The post This U.S. politician’s suspicious stock trade just returned over 200% in weeks appeared on BitcoinEthereumNews.com. United States Representative Cloe Fields has seen his stake in Opendoor Technologies (NASDAQ: OPEN) stock return over 200% in just a matter of weeks. According to congressional trade filings, the lawmaker purchased a stake in the online real estate company on July 21, 2025, investing between $1,001 and $15,000. At the time, the stock was trading around $2 and had been largely stagnant for months. Receive Signals on US Congress Members’ Stock Trades Stocks Stay up-to-date on the trading activity of US Congress members. The signal triggers based on updates from the House disclosure reports, notifying you of their latest stock transactions. Enable signal The trade has since paid off, with Opendoor surging to $10, a gain of nearly 220% in under two months. By comparison, the broader S&P 500 index rose less than 5% during the same period. OPEN one-week stock price chart. Source: Finbold Assuming he invested a minimum of $1,001, the purchase would now be worth about $3,200, while a $15,000 stake would have grown to nearly $48,000, generating profits of roughly $2,200 and $33,000, respectively. OPEN’s stock rally Notably, Opendoor’s rally has been fueled by major corporate shifts and market speculation. For instance, in August, the company named former Shopify COO Kaz Nejatian as CEO, while co-founders Keith Rabois and Eric Wu rejoined the board, moves seen as a return to the company’s early innovative spirit.  Outgoing CEO Carrie Wheeler’s resignation and sale of millions in stock reinforced the sense of a new chapter. Beyond leadership changes, Opendoor’s surge has taken on meme-stock characteristics.

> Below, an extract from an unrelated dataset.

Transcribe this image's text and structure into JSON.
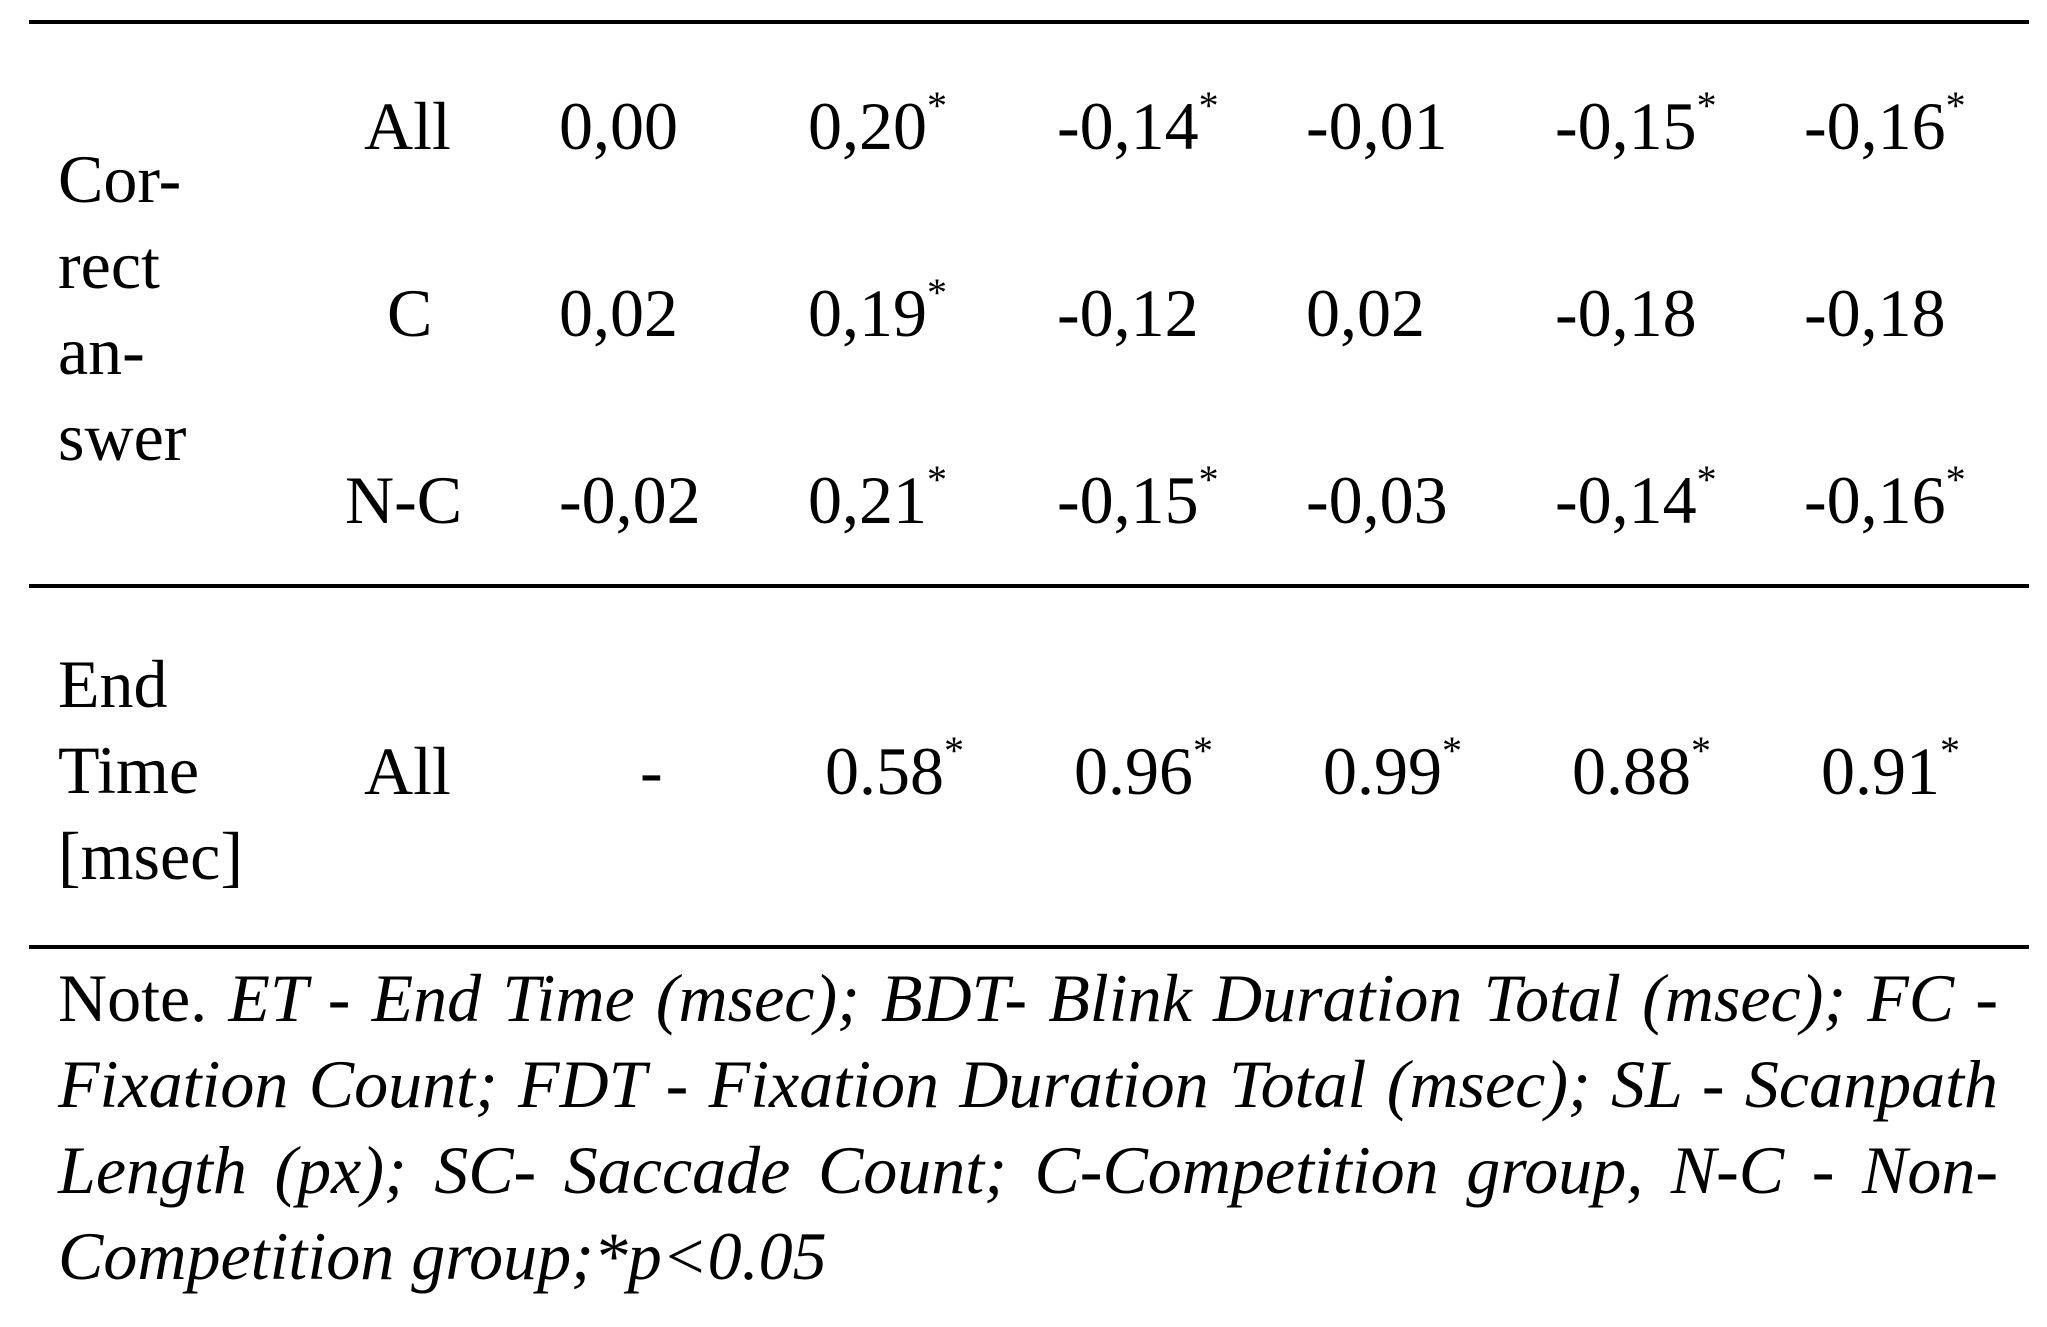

In this case, retail investors piled in as shares climbed, while short sellers scrambled to cover, pushing prices higher.  However, the stock is still not without challenges, where its iBuying model is untested at scale, margins are thin, and debt tied to…
Share
BitcoinEthereumNews2025/09/18 04:02
Apollo secures $50 million in backing to launch new tokenized credit fund

Apollo secures $50 million in backing to launch new tokenized credit fund

PANews reported on September 18 that according to CoinDesk, the blockchain-based RWA institution Centrifuge and Plume jointly launched the "Anemoy Tokenized Apollo Diversified Credit Fund (ACRDX)", which received a $50 million anchor investment from Grove, a credit infrastructure protocol within the Sky ecosystem. The fund enables blockchain investors to participate in Apollo's diversified global credit strategy, covering direct corporate loans, asset-backed loans, and mismatched credit. ACRDX will be issued through Plume's Nest Credit Vault with the token code nACRDX, enabling institutional investors to participate in the strategy on-chain. Chronicle will serve as the oracle provider, and Wormhole will be responsible for cross-chain connections. After approval, Anemoy will serve as the fund's manager.